= Pannisseri Nanu Pillai =

Indian writer

Pannisseri Nanu Pillai (September 11, 1885 - August 20, 1942) was an Indian poet, researcher, ascetic, critic, and artist specializing in the Indian classical dance-drama genre known as Katakali.

== Biography ==
He was born in 1885 to Padmanabha Kurup and Bhavaniamma at Pannissery house, South Maruthoorkulangara village in Karunagappalli taluk, Kollam District, Kerala. His father died when Pillai was eight and after his mother died, when he was eleven, he was raised by his brother and his uncle. He was educated in the village primary school and then in Kollam High School, until his brother death. Outside school, he was taught Sanskrit by Karingattil Nanu Asan and he learned as an autodidact logic, grammar, poetics and drama. He eventually became a polyglot, with proficiency in different languages such as Malayalam, Sanskrit, English, Tamil, Hindi, Telugu, Kannada, Bengali, and Arabic.

In 1913 Pillai became a disciple of Neelakanda Teerthapada Swami and later he followed Chattampi Swami and was also close to Narayana Guru. Pillai could attain ‘Jnana Nishta’ by virtue of his acquired enlightenment of salvation. He secured the title ‘Vidyapanan’ after his treatise "The Objectivity of the Spirit".

By the initiative of Pillai, a mosque was established in Maruthoor Kulangara; moreover he also funded a village school, the temple renovation and the Sanskrit School at Puthiyakavu. He fought for low castes' right to enter in temples and against the partisan movement of Punnasseri Neelakanta Sharma.

He married Lakshmikuttyamma and had two children named Srinivasa Kurup and Thankamma.

He died on 20 August 1942. Mankompu Sivasankara Pillai is his disciple. A documentary of his life has been broadcast by Kairali TV.

== Literary contributions ==
Pillai composed four Kathakali attakathas - Nizhalkuttu, Bhadrakali Vijayam, Paduka Attabhishekam and Sankaravijayam - succeeding in radically changing and popularising the art form. Nizhalkuthu was enacted in temples and was a daring experiment, with two unheroic rustic characters, the ‘Malayan' and ‘Malayathi’, when convention dictated the use only of mythical characters of heroic dimensions.

Paduka Pattabhishekam, which tells a story from Ramayana, was one of the subject of Malayalam textbooks and Sanskrit Pancham at school level in the 1940s.

Pillai's Bhadrakali Vijayam was influenced by Thottampattu - an ancient lyrical story told in folk song in Bhadrakali temples - and the Tamil epic Silappatikaram.

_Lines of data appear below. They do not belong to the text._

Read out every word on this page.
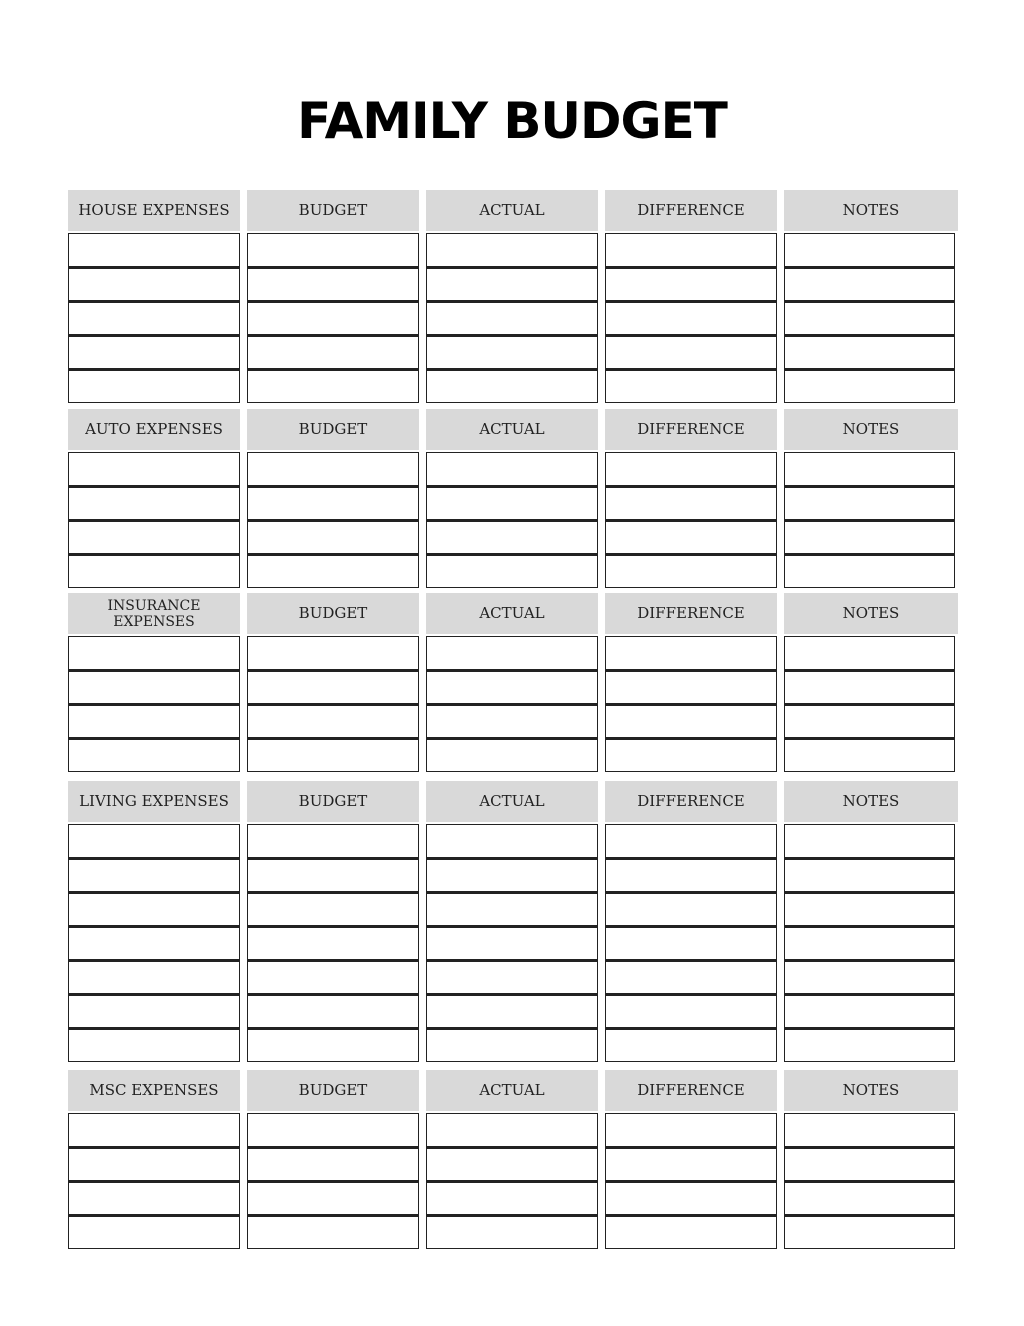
FAMILY BUDGET
HOUSE EXPENSES	BUDGET	ACTUAL	DIFFERENCE	NOTES
AUTO EXPENSES	BUDGET	ACTUAL	DIFFERENCE	NOTES
INSURANCE EXPENSES	BUDGET	ACTUAL	DIFFERENCE	NOTES
LIVING EXPENSES	BUDGET	ACTUAL	DIFFERENCE	NOTES
MSC EXPENSES	BUDGET	ACTUAL	DIFFERENCE	NOTES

Beyond the scripts for stage performance, he had also mastered stagecraft and had given training in stage performance for aspirants.

Pillai and his friend Vardhanam Krishna Pillai wrote the first Malayalam biography of Neelakanda Theertha Pada Swami, "The Complex History of Sree Neelakanda Theertha Pada Swami". He also did the Malayalam translation of the Sanskrit work Surya Satakam. He also wrote
- Markendeyam Prakaranam
- Sooryasatakam (translation)
- Chitrodayamani Bhashakavyam (translation)
- Vimarsana Sanchika
- Kathakali Prakaram, a seminal theoretical text for Kathakali. A. D. Boland referred this book while writing his book named "A guideto Kathakali"

He also focused on scripts concerning spiritual topics such as the translation of Chattampi Swamikal's Adibhasha from Tamil to Malayalam. His Sankara Vijayam (1941) records significant events in the life of Sankaracharya, the founder of Advaita philosophy. As a social reformer, Pillai had close ties with Islam and Xi'an theologists.